Circa cento copie distribuite in tutta Italia, 5 milioni di euro di budget e undici settimane di set in Amazzonia: si presenta così Un giorno devi andare, il nuovo film di Giorgio Diritti, già passato in anteprima sugli schermi del Sundance di Robert Redford a gennaio e da giovedì 28 marzo nei cinema italiani.

La terza opera del regista bolognese, scoperto nel 2005 con Il vento fa il suo giro quando all’anagrafe segnava già 46 anni, è un tassello prezioso di un percorso cinematografico personalissimo che non si è mai fermato, nel breve volgere di tre lungometraggi in otto anni, di fronte alle avversità produttive e distributive, ai gusti di mercato, alla commercializzazione dell’arte.

Protagonista di Un giorno devi andare è Augusta (Jasmine Trinca), una giovane donna italiana che si allontana dalle avversità della sua vita “italiana” iniziando un viaggio su una piccola barca lungo il corso del Rio delle Amazzoni, accompagnando suor Franca (Pia Engleberth), un’amica della madre, nella sua missione presso i villaggi indios. Ma lo scontro con alcune contraddizioni della cosiddetta colonizzazione degli indigeni attraverso la religione, la portano a proseguire il suo percorso di ricerca di sé stessa prima in una favelas sulle palafitte, comunità limitrofa al benessere della metropoli Manaus, infine ad un’isolante ultima tappa separata dal mondo e immersa nella natura.

“Anni fa avevo realizzato alcuni documentari in Amazzonia”, spiega Diritti al Fatto Quotidiano.it, “In quell’ambiente dove si dilatano i tempi, dove la natura richiama forte il senso di precarietà della condizione umana rispetto alla vastità dell’universo, il pensiero sul chi siamo, da dove veniamo e cosa facciamo sulla terra, diventa naturalmente parte del quotidiano, soprattutto nei lunghi spostamenti sul fiume dove la sospensione sull’acqua diventa affine alla sospensione del pensiero”.

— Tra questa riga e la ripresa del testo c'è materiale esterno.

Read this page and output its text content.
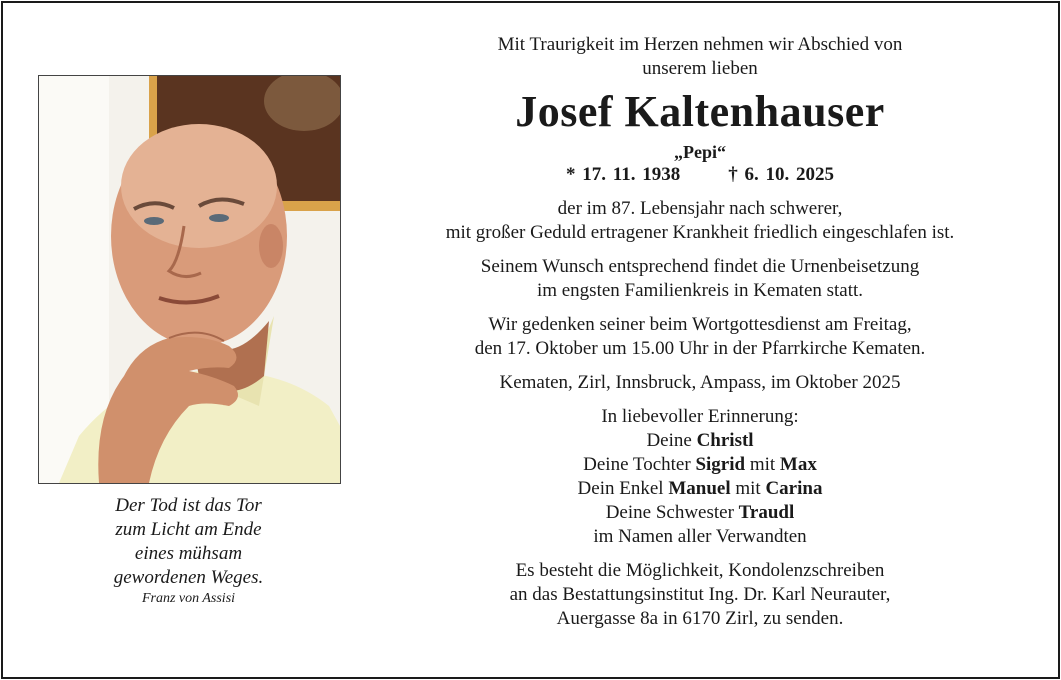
Der Tod ist das Tor
zum Licht am Ende
eines mühsam
gewordenen Weges.
Franz von Assisi

Mit Traurigkeit im Herzen nehmen wir Abschied von

unserem lieben

Josef Kaltenhauser

„Pepi“

* 17. 11. 1938	† 6. 10. 2025

der im 87. Lebensjahr nach schwerer,

mit großer Geduld ertragener Krankheit friedlich eingeschlafen ist.

Seinem Wunsch entsprechend findet die Urnenbeisetzung

im engsten Familienkreis in Kematen statt.

Wir gedenken seiner beim Wortgottesdienst am Freitag,

den 17. Oktober um 15.00 Uhr in der Pfarrkirche Kematen.

Kematen, Zirl, Innsbruck, Ampass, im Oktober 2025

In liebevoller Erinnerung:

Deine Christl

Deine Tochter Sigrid mit Max

Dein Enkel Manuel mit Carina

Deine Schwester Traudl

im Namen aller Verwandten

Es besteht die Möglichkeit, Kondolenzschreiben

an das Bestattungsinstitut Ing. Dr. Karl Neurauter,

Auergasse 8a in 6170 Zirl, zu senden.
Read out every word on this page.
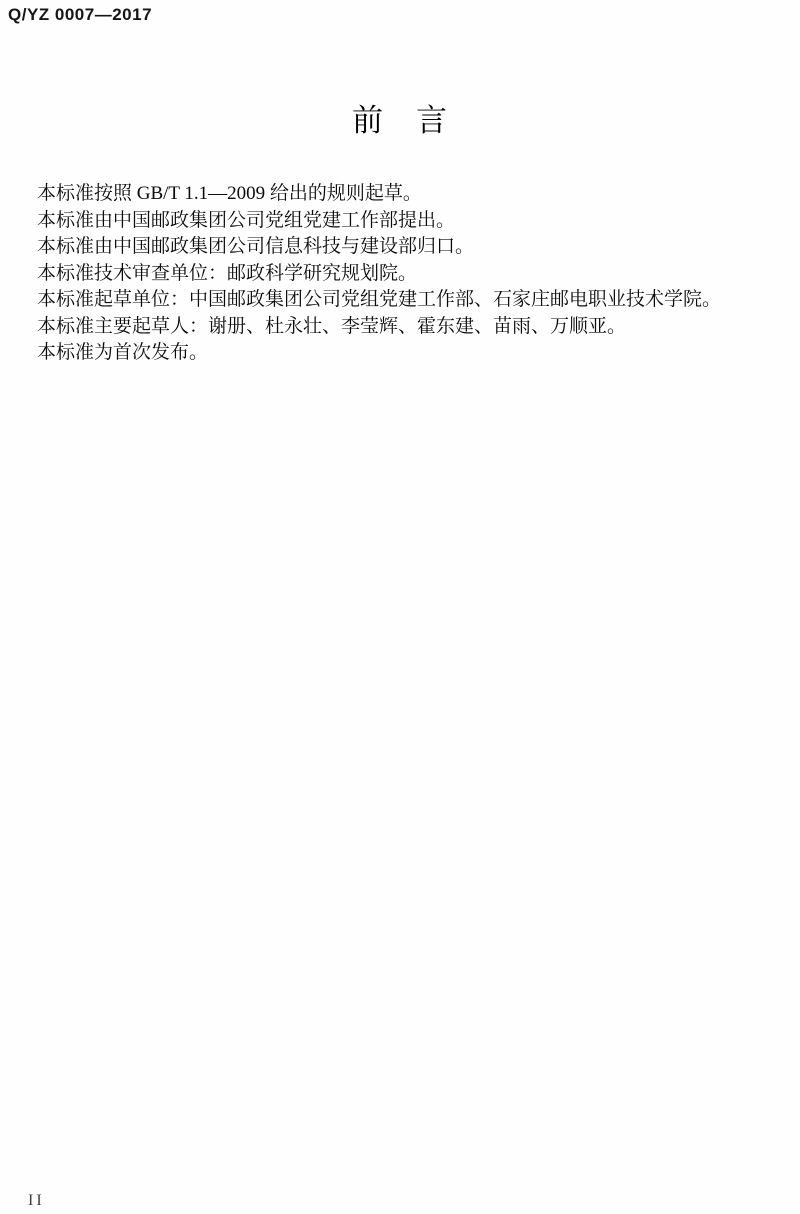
Q/YZ 0007—2017
前　言

本标准按照 GB/T 1.1—2009 给出的规则起草。

本标准由中国邮政集团公司党组党建工作部提出。

本标准由中国邮政集团公司信息科技与建设部归口。

本标准技术审查单位：邮政科学研究规划院。

本标准起草单位：中国邮政集团公司党组党建工作部、石家庄邮电职业技术学院。

本标准主要起草人：谢册、杜永壮、李莹辉、霍东建、苗雨、万顺亚。

本标准为首次发布。

II
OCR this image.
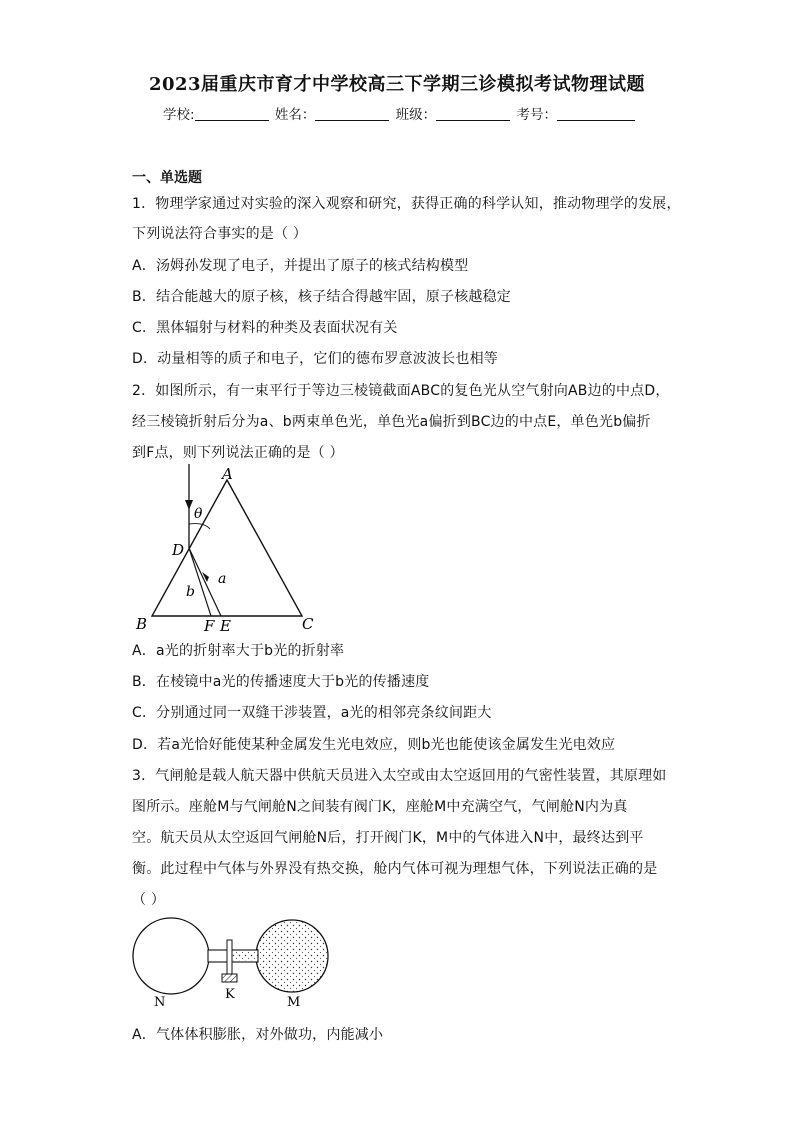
2023届重庆市育才中学校高三下学期三诊模拟考试物理试题
学校:	姓名：	班级：	考号：
一、单选题
1．物理学家通过对实验的深入观察和研究，获得正确的科学认知，推动物理学的发展，
下列说法符合事实的是（ ）
A．汤姆孙发现了电子，并提出了原子的核式结构模型
B．结合能越大的原子核，核子结合得越牢固，原子核越稳定
C．黑体辐射与材料的种类及表面状况有关
D．动量相等的质子和电子，它们的德布罗意波波长也相等
2．如图所示，有一束平行于等边三棱镜截面ABC的复色光从空气射向AB边的中点D，
经三棱镜折射后分为a、b两束单色光，单色光a偏折到BC边的中点E，单色光b偏折
到F点，则下列说法正确的是（ ）
θ
A
D
a
b
B	F E	C
A．a光的折射率大于b光的折射率
B．在棱镜中a光的传播速度大于b光的传播速度
C．分别通过同一双缝干涉装置，a光的相邻亮条纹间距大
D．若a光恰好能使某种金属发生光电效应，则b光也能使该金属发生光电效应
3．气闸舱是载人航天器中供航天员进入太空或由太空返回用的气密性装置，其原理如
图所示。座舱M与气闸舱N之间装有阀门K，座舱M中充满空气，气闸舱N内为真
空。航天员从太空返回气闸舱N后，打开阀门K，M中的气体进入N中，最终达到平
衡。此过程中气体与外界没有热交换，舱内气体可视为理想气体，下列说法正确的是
（ ）
N
K
M
A．气体体积膨胀，对外做功，内能减小
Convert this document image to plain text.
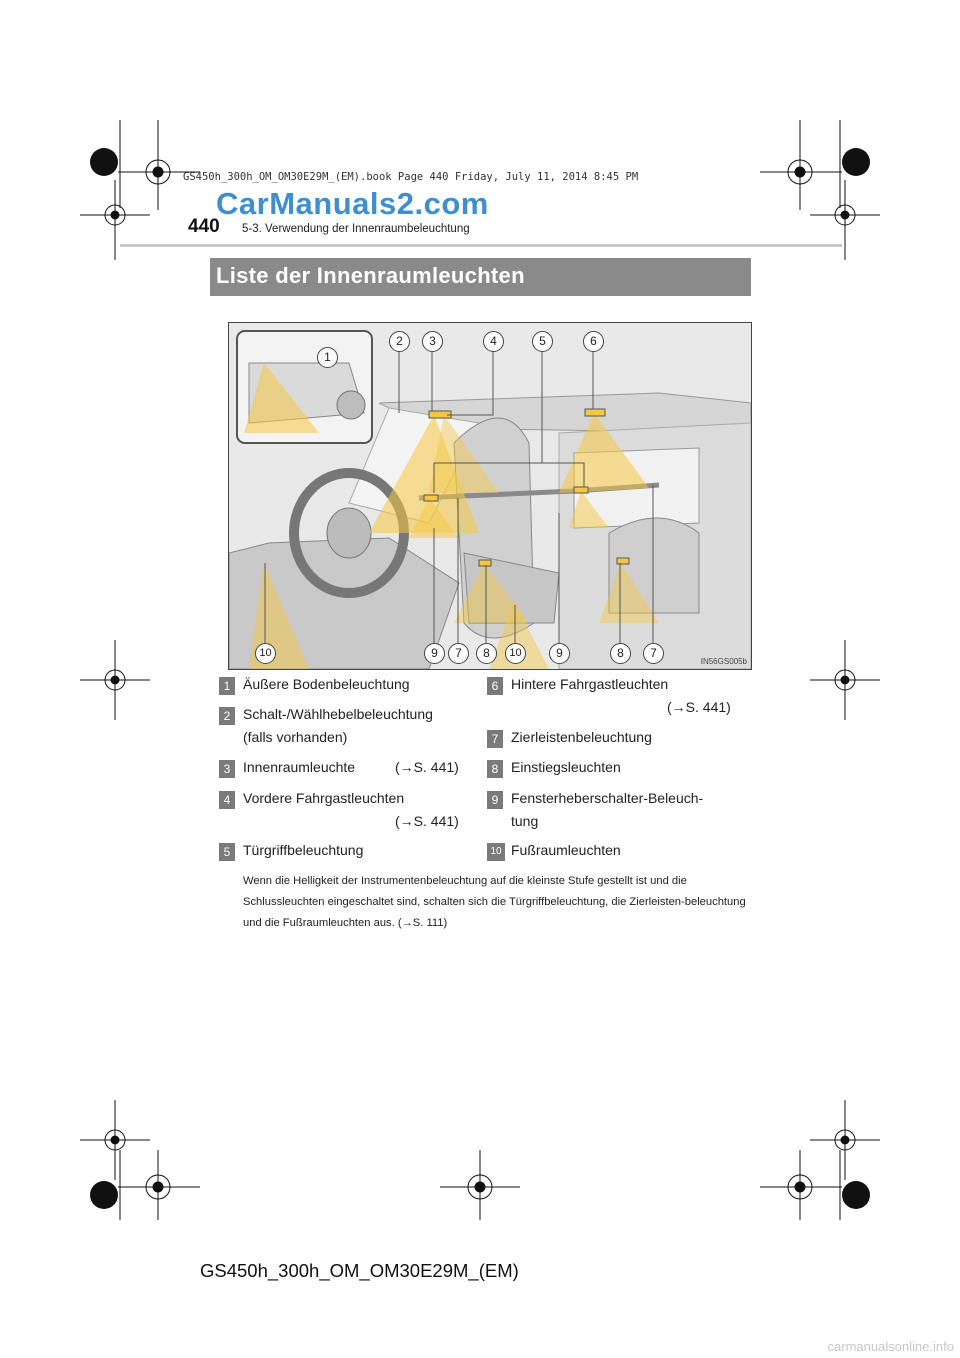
GS450h_300h_OM_OM30E29M_(EM).book Page 440 Friday, July 11, 2014 8:45 PM
CarManuals2.com
440 5-3. Verwendung der Innenraumbeleuchtung
Liste der Innenraumleuchten
1
2	3	4	5	6
10	9	7	8	10	9	8	7
IN56GS005b
1 Äußere Bodenbeleuchtung
2 Schalt-/Wählhebelbeleuchtung
(falls vorhanden)
3 Innenraumleuchte	(→S. 441)
4 Vordere Fahrgastleuchten
(→S. 441)
5 Türgriffbeleuchtung
6 Hintere Fahrgastleuchten
(→S. 441)
7 Zierleistenbeleuchtung
8 Einstiegsleuchten
9 Fensterheberschalter-Beleuch-
tung
10 Fußraumleuchten
Wenn die Helligkeit der Instrumentenbeleuchtung auf die kleinste Stufe gestellt ist und die Schlussleuchten eingeschaltet sind, schalten sich die Türgriffbeleuchtung, die Zierleisten-beleuchtung und die Fußraumleuchten aus. (→S. 111)
GS450h_300h_OM_OM30E29M_(EM)
carmanualsonline.info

La macchina da presa di Diritti si lascia così cullare dalla curiosità documentaristica dell’inesplorato, come dalla possibilità di ampliare all’infinito lo sguardo, ma àncora il proprio oggetto d’analisi alla complessa dicotomia tra spirito e materia, tra fede e pragmatismo: “La fede in qualcuno o qualcosa non è mai data, va cercata. Non posso dire che il mio personaggio, Augusta, l’ha trovata, ma trovo interessante che nella sua vita come nella nostra si senta questo travaglio della ricerca. Nel film il mistero di queste ricerca cammina, affiorano certezze, si comprende il valore della vita comunitaria, la bellezza della natura, la gioia di un bimbo”.

“Credere o non credere, non so rispondere”, prosegue Diritti citando una delle sequenze più emozionanti del film, “Ma la preghiera fatta da ragazza brasiliana arrivata in Italia alla fine del film, una preghiera totalmente laica e altissimamente religiosa penso faccia comprendere il valore della vita nella semplicità”.

Un percorso intimo che però fa tappa e trova ostacoli nell’edilizia sfrenata dell’uomo bianco e in qualche missionario della sacra chiesa che pronuncia parole da eugenetica: “Ho incontrato anche missionari così ed è stato facile riproporli, sono anche queste espressioni del fare in quelle condizioni. Ci troviamo inseriti in un meccanismo su ciò che facciamo talmente distante da dove siamo partiti che non ce ne rendiamo conto, ma la mentalità da bianchi colonialisti, quella dei portoghesi andati là cinquecento anni fa a conquistare terre e anime, c’è sempre. La Chiesa Cattolica ha eretto vere e proprie cattedrali nel deserto, con la stessa mentalità dei villaggi turistici, disboscando e pianificando la vita di migliaia di persone e snaturando spesso il loro senso di comunità”.

Un plauso, infine, a Jasmine Trinca, eroina solitaria e viaggiante, prova psicofisica alla Herzog, donna tra le donne, in un film dove gli uomini o non appaiono o, se appaiono, dicono sciocchezze e banalizzano il creato: “Questo film ha accettato me”, spiega la protagonista del film, “e non ho accettato questa parte per compiere una performance attoriale, semmai sono andata in Amazzonia aperta all’incontro prima con gli indios poi con la comunità della città, infine con la natura”.

Produce Arancia Film di Simone Bachini e dello stesso Diritti, assieme al supporto importante di Lionello Cerri, il produttore di Silvio Soldini.